Тому, что говорил дед Филиппов, на Благуше хотя и со смешком, но верили свято - все, что он говорил, подтверждалось на практике. Дед жил так долго, что обычно заодно доживал и до подтверждения своих прогнозов, а это не каждому дано. Поэтому про него говорили, что дед "может".
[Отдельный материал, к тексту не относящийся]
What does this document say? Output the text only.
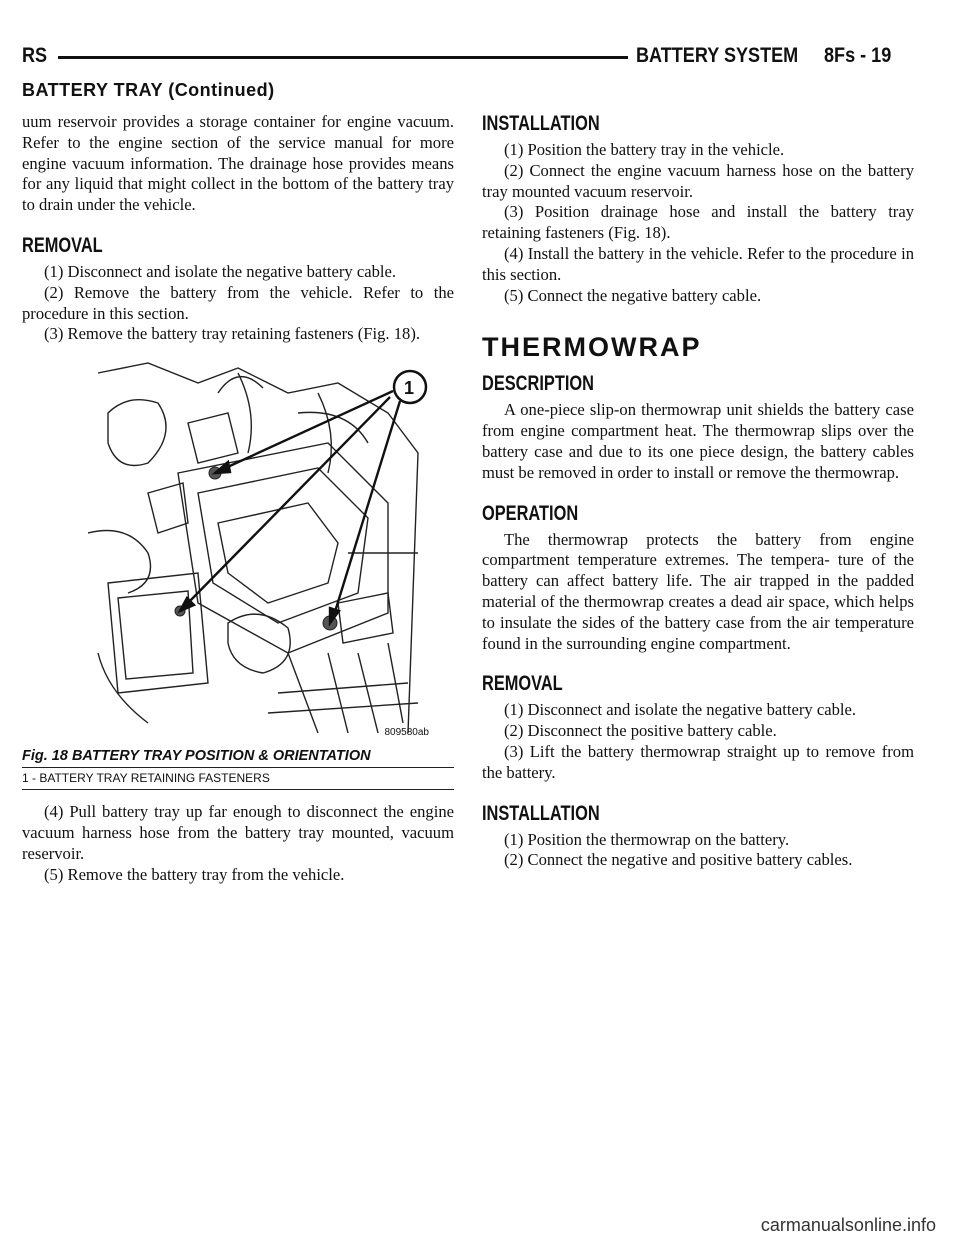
RS	BATTERY SYSTEM 8Fs - 19
BATTERY TRAY (Continued)

uum reservoir provides a storage container for engine vacuum. Refer to the engine section of the service manual for more engine vacuum information. The drainage hose provides means for any liquid that might collect in the bottom of the battery tray to drain under the vehicle.

REMOVAL

(1) Disconnect and isolate the negative battery cable.

(2) Remove the battery from the vehicle. Refer to the procedure in this section.

(3) Remove the battery tray retaining fasteners (Fig. 18).

1
809580ab
Fig. 18 BATTERY TRAY POSITION & ORIENTATION
1 - BATTERY TRAY RETAINING FASTENERS

(4) Pull battery tray up far enough to disconnect the engine vacuum harness hose from the battery tray mounted, vacuum reservoir.

(5) Remove the battery tray from the vehicle.

INSTALLATION

(1) Position the battery tray in the vehicle.

(2) Connect the engine vacuum harness hose on the battery tray mounted vacuum reservoir.

(3) Position drainage hose and install the battery tray retaining fasteners (Fig. 18).

(4) Install the battery in the vehicle. Refer to the procedure in this section.

(5) Connect the negative battery cable.

THERMOWRAP
DESCRIPTION

A one-piece slip-on thermowrap unit shields the battery case from engine compartment heat. The thermowrap slips over the battery case and due to its one piece design, the battery cables must be removed in order to install or remove the thermowrap.

OPERATION

The thermowrap protects the battery from engine compartment temperature extremes. The tempera- ture of the battery can affect battery life. The air trapped in the padded material of the thermowrap creates a dead air space, which helps to insulate the sides of the battery case from the air temperature found in the surrounding engine compartment.

REMOVAL

(1) Disconnect and isolate the negative battery cable.

(2) Disconnect the positive battery cable.

(3) Lift the battery thermowrap straight up to remove from the battery.

INSTALLATION

(1) Position the thermowrap on the battery.

(2) Connect the negative and positive battery cables.

carmanualsonline.info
Например, дед предсказывал, что будет революция, когда еще германская война не начиналась, а был финансовый бум, или, как теперь говорят, экономическое чудо, и каждый мог заработать, и на Благуше появилась праздничная одежда, и у баб козловые сапожки и шали со стеклярусом, и было что выпить и чем закусить, и бублик стоил полкопейки. И строились доходные дома, и Благушинская больница с чугунной решеткой - модерн - переплетающиеся лилии и жеманные чугунные ленты, и синематограф "Сокол", где крутили фильму про любовь скрипача из народа, загубленного небрежной женщиной в мехах, и фильму про бегство графа Толстого от жены-графини - умирать на железнодорожном полустанке, заснятую фирмой Патэ. А "Разбойник Антон Кречет" и "Нат Пинкертон" стоили по четыре копейки за выпуск, и возле Введенского народного дома начали строить завод электрических лампочек в виде рыцарского замка с башнями. И все равно дед тогда сказал:
– Похоже, что скоро революция будет почище, чем в пятом годе.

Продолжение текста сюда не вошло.